New and continuing claims for unemployment also continue to drop. New claims fell slightly in the most recent week (ending March 26), and are about 14% below year-ago levels, according to new Labor Department data. Continuing claims also fell in the most recent week for which data is available (ending March 19), and are more than 21% lower than they were a year ago. The Labor Department is scheduled to release its March unemployment report today, and, as always, it figures to be widely watched and scrutinized by investors.

In terms of economic growth, the latest figures from the Federal Reserve showed that industrial production dropped 0.1% in February. But a closer look at the numbers painted a better picture. First, while the February figure indicated a slight decline in output, the January figure -- initially estimated as a 0.1% drop -- was revised upward to a strong gain of 0.9%. Second, the February decline was caused by a drop in the utility sector's output, which was a result of unseasonably warm temperatures that lowered heating bills, according to the Fed. Manufacturing output actually rose 0.4% in February, while the January manufacturing figure was revised upward from 0.3% to 0.9%, good signs.

A new government report also showed that gross domestic product for the fourth quarter was higher than initially estimated. Previously believed to have growth at a 2.8% pace during the quarter, the economy actually grew at a 3.1% annual rate, the Commerce Department said. That means growth accelerated significantly in the quarter -- GDP growth was 2.6% in the previous quarter.
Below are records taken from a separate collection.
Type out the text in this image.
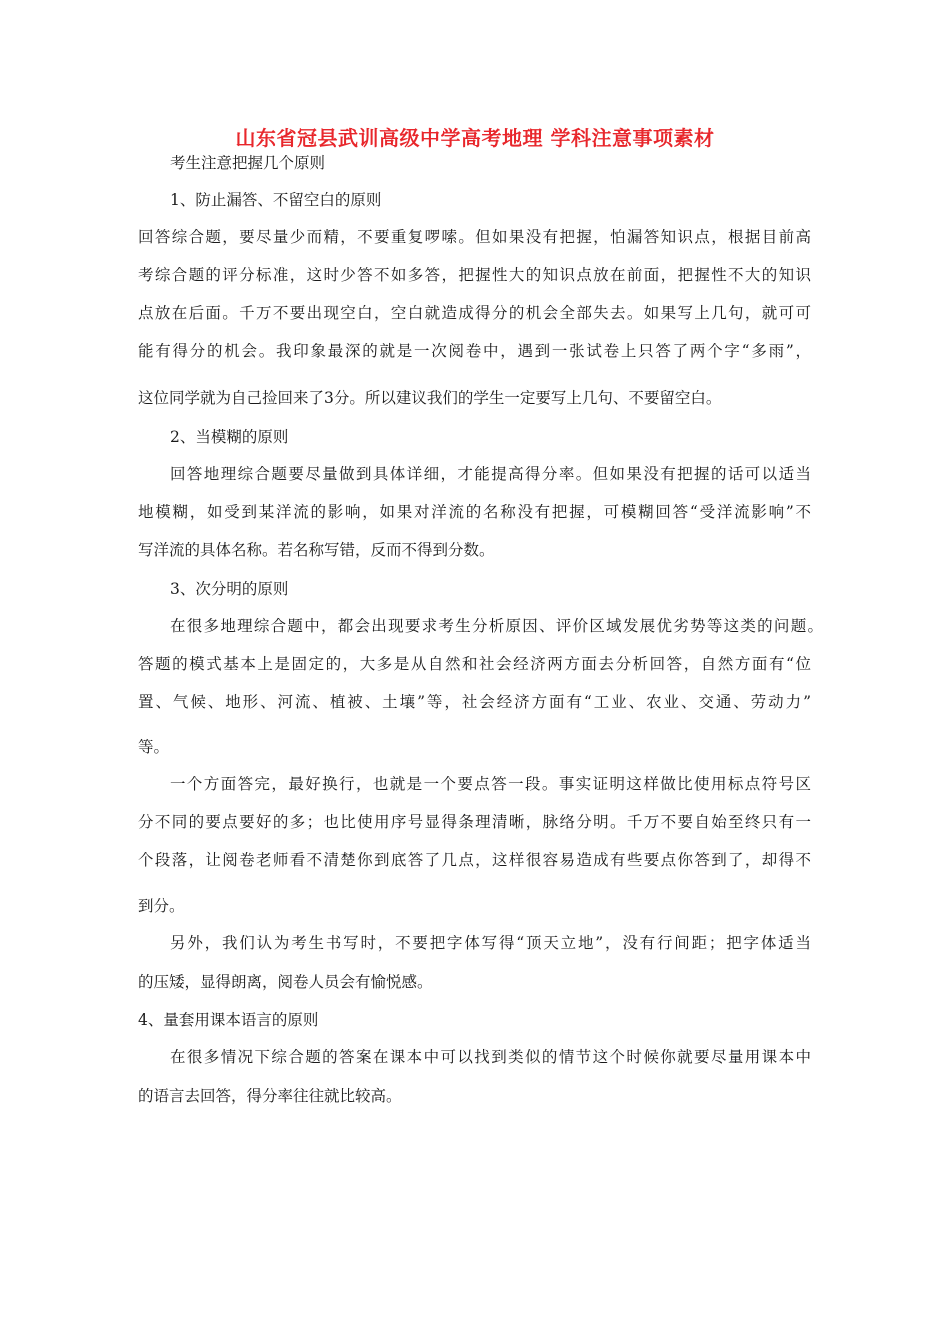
山东省冠县武训高级中学高考地理 学科注意事项素材
考生注意把握几个原则
1、防止漏答、不留空白的原则
回答综合题，要尽量少而精，不要重复啰嗦。但如果没有把握，怕漏答知识点，根据目前高
考综合题的评分标准，这时少答不如多答，把握性大的知识点放在前面，把握性不大的知识
点放在后面。千万不要出现空白，空白就造成得分的机会全部失去。如果写上几句，就可可
能有得分的机会。我印象最深的就是一次阅卷中，遇到一张试卷上只答了两个字“多雨”，
这位同学就为自己捡回来了3分。所以建议我们的学生一定要写上几句、不要留空白。
2、当模糊的原则
回答地理综合题要尽量做到具体详细，才能提高得分率。但如果没有把握的话可以适当
地模糊，如受到某洋流的影响，如果对洋流的名称没有把握，可模糊回答“受洋流影响”不
写洋流的具体名称。若名称写错，反而不得到分数。
3、次分明的原则
在很多地理综合题中，都会出现要求考生分析原因、评价区域发展优劣势等这类的问题。
答题的模式基本上是固定的，大多是从自然和社会经济两方面去分析回答，自然方面有“位
置、气候、地形、河流、植被、土壤”等，社会经济方面有“工业、农业、交通、劳动力”
等。
一个方面答完，最好换行，也就是一个要点答一段。事实证明这样做比使用标点符号区
分不同的要点要好的多；也比使用序号显得条理清晰，脉络分明。千万不要自始至终只有一
个段落，让阅卷老师看不清楚你到底答了几点，这样很容易造成有些要点你答到了，却得不
到分。
另外，我们认为考生书写时，不要把字体写得“顶天立地”，没有行间距；把字体适当
的压矮，显得朗离，阅卷人员会有愉悦感。
4、量套用课本语言的原则
在很多情况下综合题的答案在课本中可以找到类似的情节这个时候你就要尽量用课本中
的语言去回答，得分率往往就比较高。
There are still reasons for concern about the economy, however. One is, of course, those troublesome oil prices. Oil topped $106 a barrel yesterday amid the Libya fears. But as I've noted before, I think a big piece of the increase in oil prices is fear, not fundamentals. Of a bit more concern are food prices. Extreme weather conditions and rising demand have been causing food prices to surge in recent months, and now some of the U.S.'s biggest food firms are saying that their rising costs threaten to seep through to consumers. Hershey's announced it is raising wholesale prices almost 10% on most of its candy items, for example, saying that rising costs for raw materials, utilities, fuel, and transportation have led to the increases. And Wal-Mart's CEO told USAToday that he sees "serious" inflation coming, with "cost increases starting to come through at a pretty rapid rate." While consumer spending has been strong in recent months, continued surges in food prices could cause consumers to cut back, which could slow down the economic recovery.

The housing market, meanwhile, remains on shaky ground. The National Association of Realtors said last week that existing-home sales fell 9.6% in February, while pending home sales rose 2.1%. A government report also showed that new single-family home sales in February were down 16.9% from January. And the S&P/Case-Shiller home prices indices fell again in January, new data showed, with the 20-city index and 10-city index both dropping 0.2%. The 10-city index is now 2.0% below its year-ago level, while the 20-city index is down 3.1%.

As for the markets, since our last newsletter, the S&P returned 4.1%, while the Hot List returned 7.0%. So far in 2011, the portfolio stands at 6.3% vs. 5.4% for the S&P. Since its inception in July 2003, the Hot List is far outpacing the index, having gained 186.9% vs. the S&P's 32.5% gain.

The Terrible Twos?

With all that happened last month in the Middle East and Japan, it was easy to lose sight of the fact that early in March we reached the two-year anniversary of the bull market that began in late Winter 2009. It has been a remarkable run, really. Back in early March of 2009, terms like "depression", "bankruptcy", and "new normal" were popping up at every turn; the entire viability of the American financial system (and that of the globe) was, in fact, in question.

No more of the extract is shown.